I hope you can forgive me. I just could not bring myself to tell you or anybody what happened to me. I just did not think I could bear the shame once people found out. I knew after getting your letter if I told you, I wouldn’t be able to handle it. To admit that something horrible had happened to me. I guess it doesn’t matter now if I tell you. I guess you should know why I did this. On October 13th I was taking a walk around my neighborhood when out of nowhere I was attacked. Not only was it a physical attack but also a sexual one. In other words I was raped. I am sorry, I tried to live with it and get over the rape but nothing helped. I thought talking to you would help that, but I was wrong. If I couldn’t even accept it myself how could you. Jass I want you to know that your letters the past few days have really helped me.

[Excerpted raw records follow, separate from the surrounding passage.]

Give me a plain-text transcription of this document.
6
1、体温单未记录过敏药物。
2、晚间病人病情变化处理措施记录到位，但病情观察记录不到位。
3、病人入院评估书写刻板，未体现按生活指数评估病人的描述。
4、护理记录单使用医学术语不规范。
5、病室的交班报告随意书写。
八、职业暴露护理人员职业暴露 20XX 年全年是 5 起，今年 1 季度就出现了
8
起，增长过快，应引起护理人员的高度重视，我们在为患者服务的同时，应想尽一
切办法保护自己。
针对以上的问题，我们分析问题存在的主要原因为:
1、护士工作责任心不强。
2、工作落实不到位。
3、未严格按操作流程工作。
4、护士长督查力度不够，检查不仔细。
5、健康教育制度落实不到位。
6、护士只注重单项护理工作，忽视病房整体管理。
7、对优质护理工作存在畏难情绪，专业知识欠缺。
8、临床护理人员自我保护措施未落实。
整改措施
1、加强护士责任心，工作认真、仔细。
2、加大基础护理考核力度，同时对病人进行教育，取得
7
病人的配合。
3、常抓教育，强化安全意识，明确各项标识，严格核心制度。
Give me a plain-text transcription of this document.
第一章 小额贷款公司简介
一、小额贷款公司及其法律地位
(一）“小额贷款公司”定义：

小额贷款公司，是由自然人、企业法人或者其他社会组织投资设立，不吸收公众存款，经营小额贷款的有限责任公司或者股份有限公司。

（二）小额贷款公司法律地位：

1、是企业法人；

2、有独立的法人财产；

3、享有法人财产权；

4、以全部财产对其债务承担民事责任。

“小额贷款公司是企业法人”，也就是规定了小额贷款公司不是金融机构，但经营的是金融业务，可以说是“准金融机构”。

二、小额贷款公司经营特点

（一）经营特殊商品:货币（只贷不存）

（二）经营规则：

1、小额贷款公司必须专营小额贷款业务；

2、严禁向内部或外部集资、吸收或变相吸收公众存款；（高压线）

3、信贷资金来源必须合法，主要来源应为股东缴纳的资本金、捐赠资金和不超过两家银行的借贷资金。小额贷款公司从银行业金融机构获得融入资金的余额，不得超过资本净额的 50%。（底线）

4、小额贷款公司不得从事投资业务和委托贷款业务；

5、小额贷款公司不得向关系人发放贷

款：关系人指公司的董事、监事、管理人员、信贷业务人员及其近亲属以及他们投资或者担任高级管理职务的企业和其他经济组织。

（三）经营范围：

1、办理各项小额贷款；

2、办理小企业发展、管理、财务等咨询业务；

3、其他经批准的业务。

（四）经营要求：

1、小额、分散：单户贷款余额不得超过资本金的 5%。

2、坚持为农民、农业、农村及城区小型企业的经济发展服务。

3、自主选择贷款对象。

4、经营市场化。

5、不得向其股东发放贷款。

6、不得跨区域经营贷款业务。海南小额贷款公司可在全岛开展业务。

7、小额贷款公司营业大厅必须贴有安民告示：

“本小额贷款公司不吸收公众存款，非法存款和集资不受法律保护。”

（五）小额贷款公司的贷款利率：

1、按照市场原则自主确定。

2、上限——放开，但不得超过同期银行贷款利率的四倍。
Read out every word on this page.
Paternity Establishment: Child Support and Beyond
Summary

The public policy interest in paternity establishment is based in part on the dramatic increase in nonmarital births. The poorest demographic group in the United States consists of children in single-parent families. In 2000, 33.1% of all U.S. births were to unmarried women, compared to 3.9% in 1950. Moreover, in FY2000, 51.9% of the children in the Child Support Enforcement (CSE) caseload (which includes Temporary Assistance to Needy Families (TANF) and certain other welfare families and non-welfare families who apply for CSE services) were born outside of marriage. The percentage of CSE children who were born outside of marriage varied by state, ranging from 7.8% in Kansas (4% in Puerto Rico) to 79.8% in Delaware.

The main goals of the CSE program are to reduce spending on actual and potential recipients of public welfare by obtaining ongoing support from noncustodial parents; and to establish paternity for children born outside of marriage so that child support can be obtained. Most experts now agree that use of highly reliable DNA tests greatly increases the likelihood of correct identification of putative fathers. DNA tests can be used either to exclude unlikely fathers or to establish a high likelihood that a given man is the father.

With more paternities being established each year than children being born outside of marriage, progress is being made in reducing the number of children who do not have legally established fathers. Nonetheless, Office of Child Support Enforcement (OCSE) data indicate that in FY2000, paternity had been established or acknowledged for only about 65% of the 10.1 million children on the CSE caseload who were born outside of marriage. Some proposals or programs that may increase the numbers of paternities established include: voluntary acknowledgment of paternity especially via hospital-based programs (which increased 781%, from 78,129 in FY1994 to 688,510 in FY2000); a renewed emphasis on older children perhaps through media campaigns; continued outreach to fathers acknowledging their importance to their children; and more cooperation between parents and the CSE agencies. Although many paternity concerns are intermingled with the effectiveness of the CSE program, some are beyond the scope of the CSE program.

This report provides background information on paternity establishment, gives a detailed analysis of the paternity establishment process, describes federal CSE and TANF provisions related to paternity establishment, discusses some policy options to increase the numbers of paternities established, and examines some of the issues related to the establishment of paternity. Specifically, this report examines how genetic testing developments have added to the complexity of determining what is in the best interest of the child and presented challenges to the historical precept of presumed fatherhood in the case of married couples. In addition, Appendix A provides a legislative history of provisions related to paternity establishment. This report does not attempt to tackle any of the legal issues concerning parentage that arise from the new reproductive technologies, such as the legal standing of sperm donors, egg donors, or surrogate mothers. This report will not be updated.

I loved you. I hope you know I how much you meant to me. I just could not live knowing what he did to me. There are no words to describe it. Its too much for me to handle. This is my goodbye to you. After I’m gone I pray you keep my memory alive, the happy one. If you could please keep this letter to yourself I don’t want anyone else to know besides you. Like I said before you are the only one I absolutely trust please don’t change that now. Good-bye.